The Recording bot is a fork of this public repo: https://github.com/microsoftgraph/microsoft-graph-comms-samples/tree/master/Samples/V1.0Samples/AksSamples/teams-recording-bot which follows the MIT license. This part is located here
MiddleWare and Front end are original work in the context of a prove of concept. Extra effort has been put in order to enable Application Insights to all of the componets and achieve end-to-end tracing.

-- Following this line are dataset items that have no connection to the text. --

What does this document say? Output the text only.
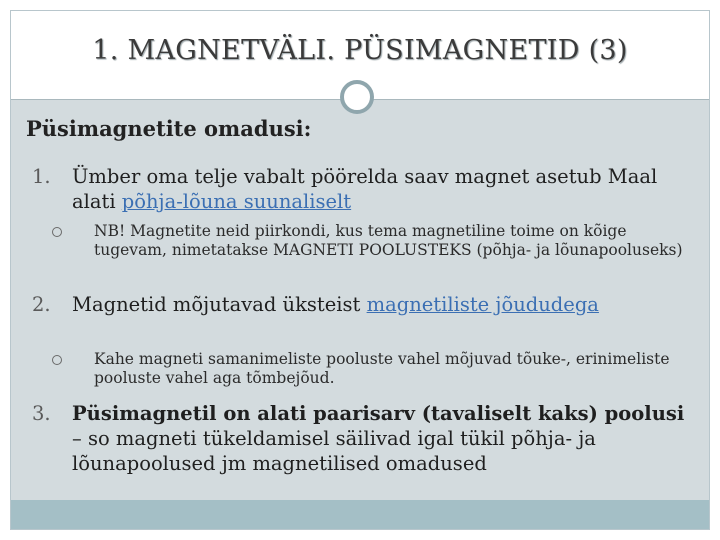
1. MAGNETVÄLI. PÜSIMAGNETID (3)
Püsimagnetite omadusi:
1.	Ümber oma telje vabalt pöörelda saav magnet asetub Maal alati põhja-lõuna suunaliselt
NB! Magnetite neid piirkondi, kus tema magnetiline toime on kõige tugevam, nimetatakse MAGNETI POOLUSTEKS (põhja- ja lõunapooluseks)
2.	Magnetid mõjutavad üksteist magnetiliste jõududega
Kahe magneti samanimeliste pooluste vahel mõjuvad tõuke-, erinimeliste pooluste vahel aga tõmbejõud.
3.	Püsimagnetil on alati paarisarv (tavaliselt kaks) poolusi – so magneti tükeldamisel säilivad igal tükil põhja- ja lõunapoolused jm magnetilised omadused
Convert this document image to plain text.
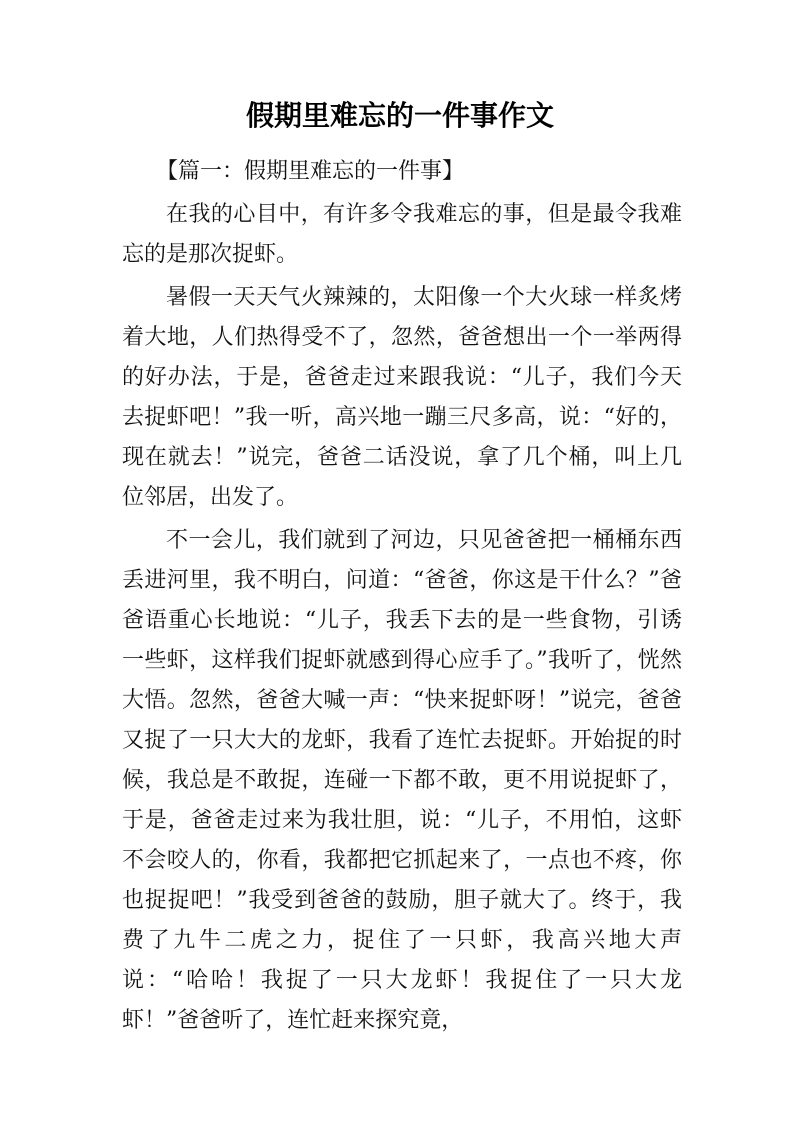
假期里难忘的一件事作文

【篇一：假期里难忘的一件事】

在我的心目中，有许多令我难忘的事，但是最令我难忘的是那次捉虾。

暑假一天天气火辣辣的，太阳像一个大火球一样炙烤着大地，人们热得受不了，忽然，爸爸想出一个一举两得的好办法，于是，爸爸走过来跟我说：“儿子，我们今天去捉虾吧！”我一听，高兴地一蹦三尺多高，说：“好的，现在就去！”说完，爸爸二话没说，拿了几个桶，叫上几位邻居，出发了。

不一会儿，我们就到了河边，只见爸爸把一桶桶东西丢进河里，我不明白，问道：“爸爸，你这是干什么？”爸爸语重心长地说：“儿子，我丢下去的是一些食物，引诱一些虾，这样我们捉虾就感到得心应手了。”我听了，恍然大悟。忽然，爸爸大喊一声：“快来捉虾呀！”说完，爸爸又捉了一只大大的龙虾，我看了连忙去捉虾。开始捉的时候，我总是不敢捉，连碰一下都不敢，更不用说捉虾了，于是，爸爸走过来为我壮胆，说：“儿子，不用怕，这虾不会咬人的，你看，我都把它抓起来了，一点也不疼，你也捉捉吧！”我受到爸爸的鼓励，胆子就大了。终于，我费了九牛二虎之力，捉住了一只虾，我高兴地大声说：“哈哈！我捉了一只大龙虾！我捉住了一只大龙虾！”爸爸听了，连忙赶来探究竟，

- AKS cluster (with windows pool) to run the recording bot
- Azure Functions (C#) as middleware between the bot and the front end (Teams Tab app)
- Cosmos db as persistance layer
- Adding Teams meeting tab with side panel functionallity.
- First version of Infrastructure as code is there. There are a few things to improve:
- Docker build takes a long time. Probably by using the Azure Container Instance for building the image will save some time, as the windows file layers can be persisted there - where this is not possible on the hosted GitHub agent. Working on Infrastructure as code, in order to deploy everything automatically see here
This is a work in progress, its just a proof of concept, not meant for production purpuses. Time permitted, more detailed documentation to follow.